An increasing number of licensors are extending their brands into new product categories. These brand owners are finding that “brand extension licenses” can provide substantial marketing benefits and can generate significant, ongoing royalty revenues. As a result, brand extension licensing continues to grow in food and beverage products.
Healthy Choice, Newman’s Own and Snackwell’s have shown that certain brands can be successfully extended across categories and venues. Other brands, such as Del Monte, Dole and Sunkist, have successful brand extension licensing programs that generate millions of dollars in royalty revenue every year. Sunkist reports annual royalty revenues of $1.2 billion.
Why Brand Extension Licensing?
Brand extension is less risky than creating a new brand and can generate consumer trial and sales faster. Brand extension products are also less likely than traditional line extensions to cannibalize sales of the original brand. In fact, extending a brand into new categories may actually intensify the brand image and enhance the brand equity.
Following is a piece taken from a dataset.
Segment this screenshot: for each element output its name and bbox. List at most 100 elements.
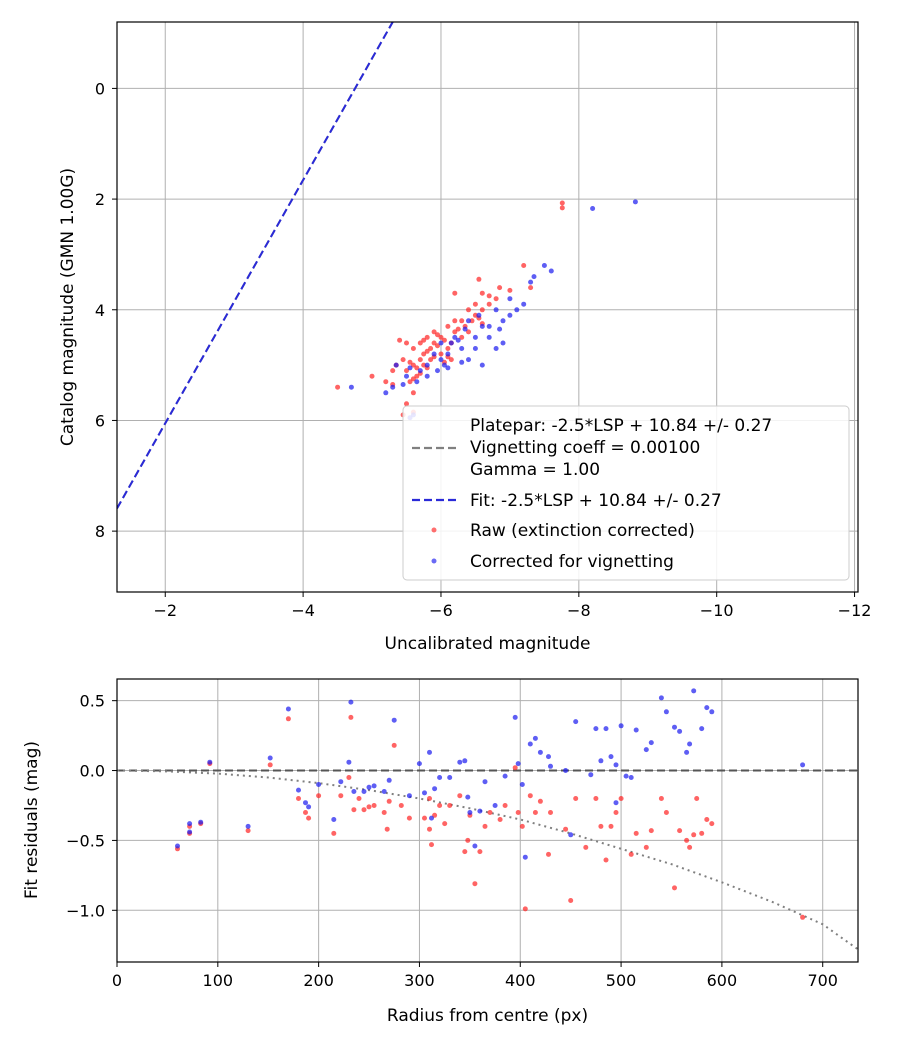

While there are many benefits to brand extension licensing, there is also the risk of diluting the brand image or brand equity. For this reason, it is important to carefully plan and manage the licensing program by creating controls and processes to minimize this risk.
The licensor should consider a variety of market trends when evaluating brand extensions: consolidation; demographic changes and emphasis on “perimeter” department categories.
Consolidation Is Changing the Packaged Goods Industry
There have been numerous food manufacturer mergers to counter the purchasing clout of recent supermarket consolidations . The top five chains account for over 38% of U.S. supermarket sales, and Kroger’s sales (at $49 billion) are equivalent to nearly 13 % of total U.S. supermarket sales.
There has also been dramatic consolidation on the manufacturer side, with over 1,000 mergers and acquisitions since 1997. It’s a long list.
Unilever acquired Ben & Jerry’s.
Slim Fast and Best Foods merged.
Philip Nabisco Holdings merged Nabisco into Kraft Foods.
ConAgra acquired International Home Foods.
General Mills acquired Pillsbury.
Kellogg acquired Keebler Foods.
Pepsico acquired Quaker.
Nestle USA acquired Ralston Purina.
Suiza Foods and Dean Foods merged.
Sara Lee acquired Earthgrains Company.
Demographic Shifts Are Creating New Product Opportunities
While the retail world is changing, the demographic mix of consumers is in flux. The ethnic population is booming, the senior segment is growing, and the eclectic Generation Y kids are expanding. Consumers are taking advantage of their channel options, as heavy category buyers satisfy their needs across multiple retail channels.
Clearly, demographic changes are reshaping the U.S. food industry. Rising average age, growing ethnic diversity and changing lifestyles are important trends. The baby boomer generation accounts for nearly 77 million people between the ages of 37-55, or 30% of the U.S. population. These consumers focus more on nutrition and weight maintenance, have less time available for exercise and have slowing metabolisms.
Children aged 5 to 17 are also an important segment and are projected to grow as a group to 52.4 million by 2005, according to Census Bureau estimates.
Perimeter Categories Are Ripe for Brand Extensions
Some of the product categories accounting for the largest percentage of buying households are food, beverages and snacks. With almost 100% penetration, the top ten list includes: breads and baked goods; fresh produce; paper products; fresh meat and poultry; snacks; cheese; condiments; gravies and sauces; candy; milk and carbonated beverages.
According to recent studies, fresh produce, breads and baked goods bring consumers back into stores about every eight or nine days. So grocery retailers spend much time and energy focused against their perimeter departments.
Many marketers agree that it is these perimeter categories that represent excellent branding opportunities. Indeed, brand licensing has been quite successful in several “commodity” categories of the produce aisle: Green Giant, Mott’s, Welch’s and Tropicana have all expanded into fresh fruit via licensing.
Perhaps the most important consideration for licensors is to understand and plan for the often too short life cycle of new food products. For many licensors, this limiting factor is offset by the many benefits of developing a new brand extension product with national distribution and strong appeal.